Delvin Zinn does not know exactly when he will be able to hit the diamond as part of a team again, but he is determined to be ready whenever that time comes.
Zinn, a Pontotoc native, is a minor league infielder in the Chicago Cubs organization.
Zinn signed with Mississippi State after a successful prep career at Pontotoc High School. After fall practice with the Bulldogs in 2015, Zinn transferred to Itawamba Community College. That following spring Zinn had a big year for longtime coach Rick Collier's Indians. He finished with a stat line that included a .408 batting average, .463 on-base percentage, 41 runs scored, and 32 RBI.
After the season Zinn was selected by the Chicago Cubs in the 23rd round of the Major League Baseball draft. Zinn signed with the Cubs, who were extremely high on him after drafting him for a second straight year. Zinn was drafted by Chicago in 2015 but chose to go to college instead.
Zinn played rookie ball for Arizona League Cubs to finish out 2016 and competed there again in 2017. The next year he was assigned to the Single A South Bend Cubs, where his offensive numbers improved markedly. He hit .286 with one homer and 21 RBIs in 59 games. In 2019 he batted .273 with an OPS of .705, two home runs, 11 doubles, 14 RBIs, and 14 stolen bases in 64 games for South Bend to earn a promotion to the Advanced Single A Myrtle Beach Pelicans of the Caroline League.
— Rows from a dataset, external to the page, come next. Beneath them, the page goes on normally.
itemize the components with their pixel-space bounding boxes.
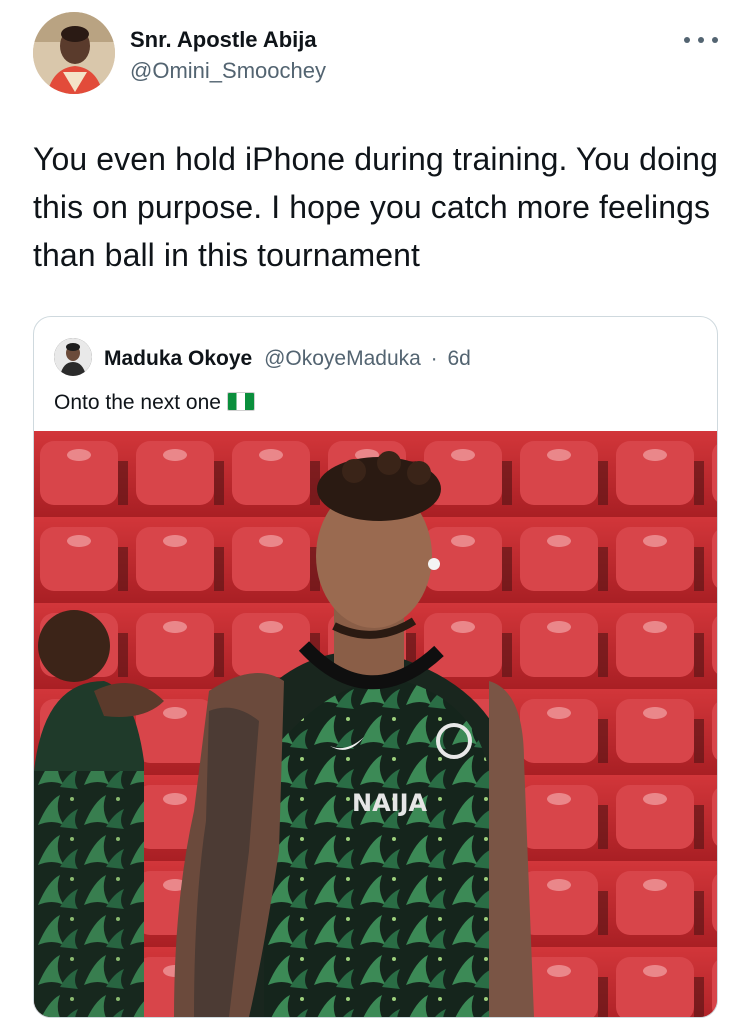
quoted-avatar-image — [54, 338, 92, 376]
jersey-text: NAIJA — [352, 789, 428, 817]
quoted-author-avatar[interactable] — [54, 338, 92, 376]
quoted-media-photo[interactable]: NAIJA — [34, 431, 717, 1017]
author-handle[interactable]: @Omini_Smoochey — [130, 58, 326, 84]
separator-dot: · — [430, 347, 438, 370]
quoted-handle[interactable]: @OkoyeMaduka — [264, 347, 421, 370]
quoted-text-line: Onto the next one — [54, 391, 255, 415]
photo-scene: NAIJA — [34, 431, 717, 1017]
quoted-text: Onto the next one — [54, 391, 221, 414]
author-display-name[interactable]: Snr. Apostle Abija — [130, 27, 317, 53]
nigeria-flag-icon — [226, 392, 255, 411]
dot — [712, 37, 718, 43]
quoted-display-name[interactable]: Maduka Okoye — [104, 347, 252, 370]
author-avatar[interactable] — [33, 12, 115, 94]
more-horizontal-icon[interactable] — [684, 30, 718, 50]
quoted-tweet[interactable]: Maduka Okoye @OkoyeMaduka · 6d Onto the … — [33, 316, 718, 1018]
tweet-text: You even hold iPhone during training. Yo… — [33, 141, 718, 273]
quoted-header: Maduka Okoye @OkoyeMaduka · 6d — [104, 347, 471, 371]
quoted-timestamp[interactable]: 6d — [448, 347, 471, 370]
dot — [684, 37, 690, 43]
tweet-card: Snr. Apostle Abija @Omini_Smoochey You e… — [0, 0, 750, 1018]
avatar-image — [33, 12, 115, 94]
dot — [698, 37, 704, 43]
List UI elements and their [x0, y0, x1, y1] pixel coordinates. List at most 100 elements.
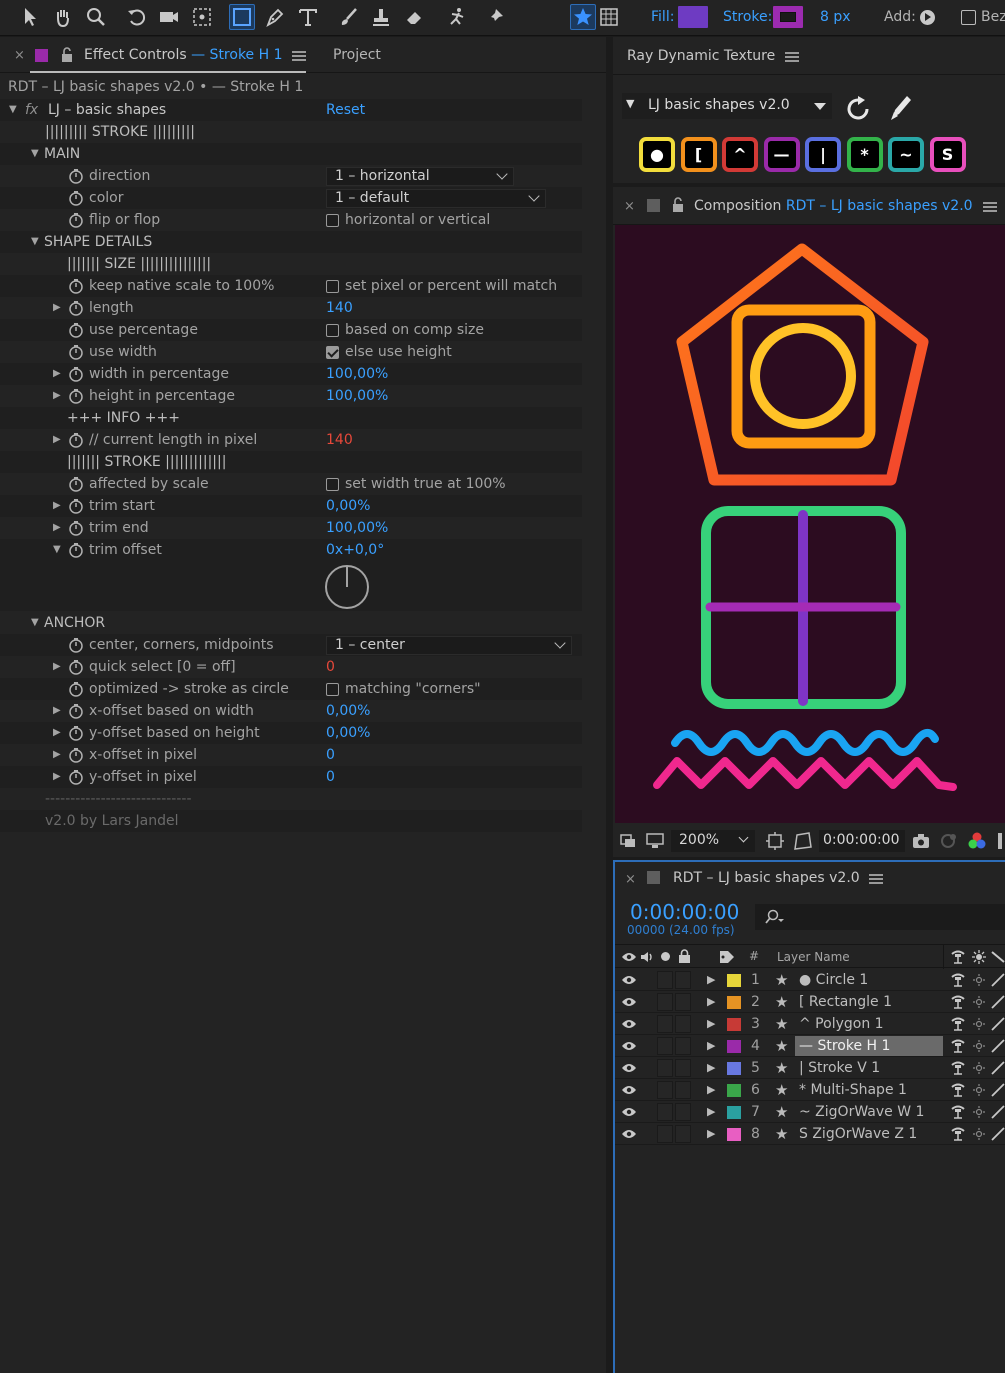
- expand-triangle-icon[interactable]: ▶: [707, 1079, 715, 1101]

In 53 games for the Pelicans he hit .242 with 10 doubles and 13 RBI. He also stole 16 bases.
Zinn is pleased with his pro career thus far and his progression.
"It's had its ups and downs like anything else, but overall I have really enjoyed it," Zinn said. "I have learned a lot. I feel like I am a way better player now.
"It took me a while to adjust to the pitching. Me and my coaches really worked on my approach. I have tried to lay off the corners of the plate early in the count and wait for my pitch. It has helped a lot. I have been able to draw more walks and square up more balls, and can you tell in my numbers.
"I just need to keep trying to improve, get with the older guys and try to learn as much as I can from them."
This spring he headed to spring training for one week before the COVID-19 pandemic caused the baseball season to be postponed. Zinn is back in Pontotoc and working at Piggy Wiggly until health conditions allow professional baseball to start back up. In the meantime Zinn is trying to stay sharp.
"I am training pretty hard," Zinn said. "I will go and hit with my dad at the Park and Rec and at Dinger Nation. I do a lot of in-home workouts. It's weird not being at the field, but I am getting good work in. I am ready for when that phone call comes."